Is A Career in Law a Good Fit for You?

The law field has continuously been placed among young people’s most popular career paths. This is not surprising at all – many are drawn to the glamorous and high-stakes aspects of the profession, often depicted in movies and TV series. Others choose a career in law because of the opportunities to help people in need.

What law graduates should focus on, however, is landing their first job. This often means beating potentially hundreds of other candidates. The biggest percentage of candidates get rejected on the first stage – the CV and cover letter screening. To be among the accepted candidates, you need to submit a memorable and impactful CV that fully demonstrates your abilities, soft skills, and keen motivation to become a successful lawyer or attorney.

Nowadays, job seekers must also account for automated applicant tracking systems. Their CVs need to be ATS-compliant and have the right keywords. This is so it’s easier for the algorithm to parse the document and easily identify and extract the relevant information. However, don’t worry if you haven’t worked in this field so far – you can build a good CV with the help of a CV writing service to get the position you want.

Is Law the Right Choice?

Before you start earning the big bucks, you will have to endure the harsh reality of a legal profession. It can be a high-pressure environment regardless of your place of employment. Staying up late to meet challenging deadlines and working above the norm could be a common occurrence for the majority of your career.

At the same time, law professionals need to be flexible and capable of taking action almost instantaneously. Last-minute demands from the client or an unexpected offer from the opposing side could decide the fate of a case. Due to the meticulous nature of the law, lawyers must pay attention to even the most minute details to properly address or register these sudden developments and make them official.

Necessary Skills

Apart from having the appropriate law degree, many law recruiters look for other essential qualities in their prospective hires. We already mentioned the need for immaculate attention to detail. When it comes to legal proceedings, minor omissions can have disastrous consequences, necessitating impeccable knowledge of the mandatory deadlines, regulations, and procedures.

Another important trait is resilience. Employers look for candidates who have the mental fortitude to give their best even in a highly uncertain and tough environment. Working on a case means hours of laborious tasks that may not bring a positive outcome. Successful lawyers are capable of taking such results in stride and moving on.

Naturally, interpersonal skills are equally valued. At the start, graduates will be working alongside other team members, senior lawyers, or even partners within the firm. Depending on the specific circumstances, you may need to adjust your own behavior and priorities to match the other’s particular specialty or style of navigating the law.

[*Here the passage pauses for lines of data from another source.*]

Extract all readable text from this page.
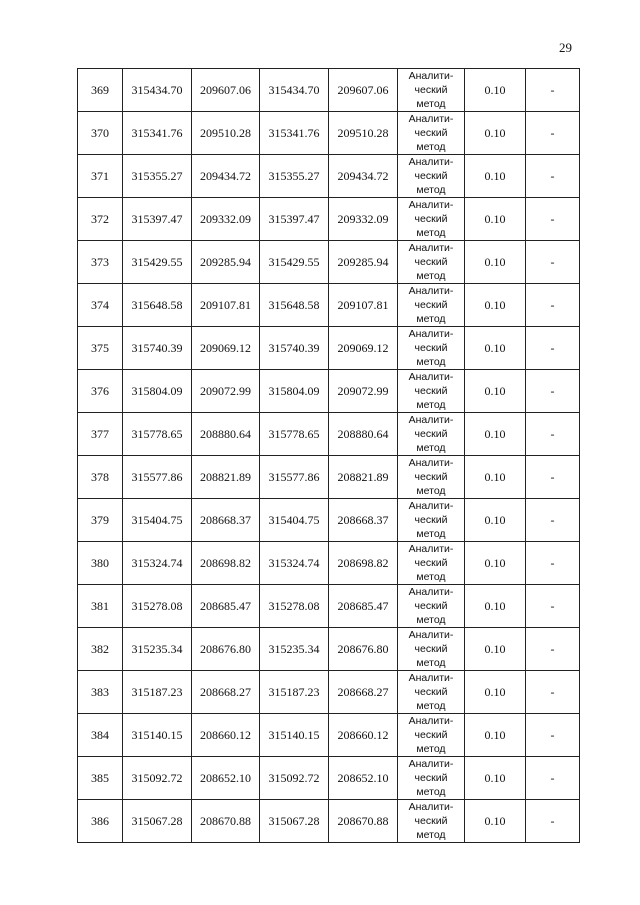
29
369	315434.70	209607.06	315434.70	209607.06	Аналити-
ческий
метод	0.10	-
370	315341.76	209510.28	315341.76	209510.28	Аналити-
ческий
метод	0.10	-
371	315355.27	209434.72	315355.27	209434.72	Аналити-
ческий
метод	0.10	-
372	315397.47	209332.09	315397.47	209332.09	Аналити-
ческий
метод	0.10	-
373	315429.55	209285.94	315429.55	209285.94	Аналити-
ческий
метод	0.10	-
374	315648.58	209107.81	315648.58	209107.81	Аналити-
ческий
метод	0.10	-
375	315740.39	209069.12	315740.39	209069.12	Аналити-
ческий
метод	0.10	-
376	315804.09	209072.99	315804.09	209072.99	Аналити-
ческий
метод	0.10	-
377	315778.65	208880.64	315778.65	208880.64	Аналити-
ческий
метод	0.10	-
378	315577.86	208821.89	315577.86	208821.89	Аналити-
ческий
метод	0.10	-
379	315404.75	208668.37	315404.75	208668.37	Аналити-
ческий
метод	0.10	-
380	315324.74	208698.82	315324.74	208698.82	Аналити-
ческий
метод	0.10	-
381	315278.08	208685.47	315278.08	208685.47	Аналити-
ческий
метод	0.10	-
382	315235.34	208676.80	315235.34	208676.80	Аналити-
ческий
метод	0.10	-
383	315187.23	208668.27	315187.23	208668.27	Аналити-
ческий
метод	0.10	-
384	315140.15	208660.12	315140.15	208660.12	Аналити-
ческий
метод	0.10	-
385	315092.72	208652.10	315092.72	208652.10	Аналити-
ческий
метод	0.10	-
386	315067.28	208670.88	315067.28	208670.88	Аналити-
ческий
метод	0.10	-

Lawyers also need to pick the correct language for the situation. For example, when it comes to contracts, using concise phrases, avoiding ambiguity, and managing to convey the client’s demands in a way recognized by the law is invaluable.

Pick The Right Legal Area

The law is not a homogeneous field. There are numerous different areas, each with its own peculiarities. Earlier in their career, many aspiring lawyers may struggle to choose the right branch of the law to specialise in.

The legal industry is also constantly evolving and changing alongside the rest of society. The rapid innovation has resulted in unmet demand for legal services. Emerging areas such as cybersecurity and cannabis are projected to grow the fastest. At the same time, older law fields, including labour, health, and IP (Intellectual Property), may need to be modernised to tackle the current problems brought on by the processes taking place in their respective industries.

Lawyers may need to check the latest trends in the legal industry continually. Even more practice fields may start to either grow or branch off into smaller, more specialised areas. This doesn’t apply only to fresh law graduates.

Established lawyers also need to stay up-to-date with regulatory changes and newly-passed laws, especially in fields such as labour and health that have been under enormous pressure due to the COVID-19 pandemic. Meanwhile, entirely new sets of regulations may have to be implemented to address complex technologies and societal phenomena such as cryptocurrencies or NFTs (non-fungible tokens).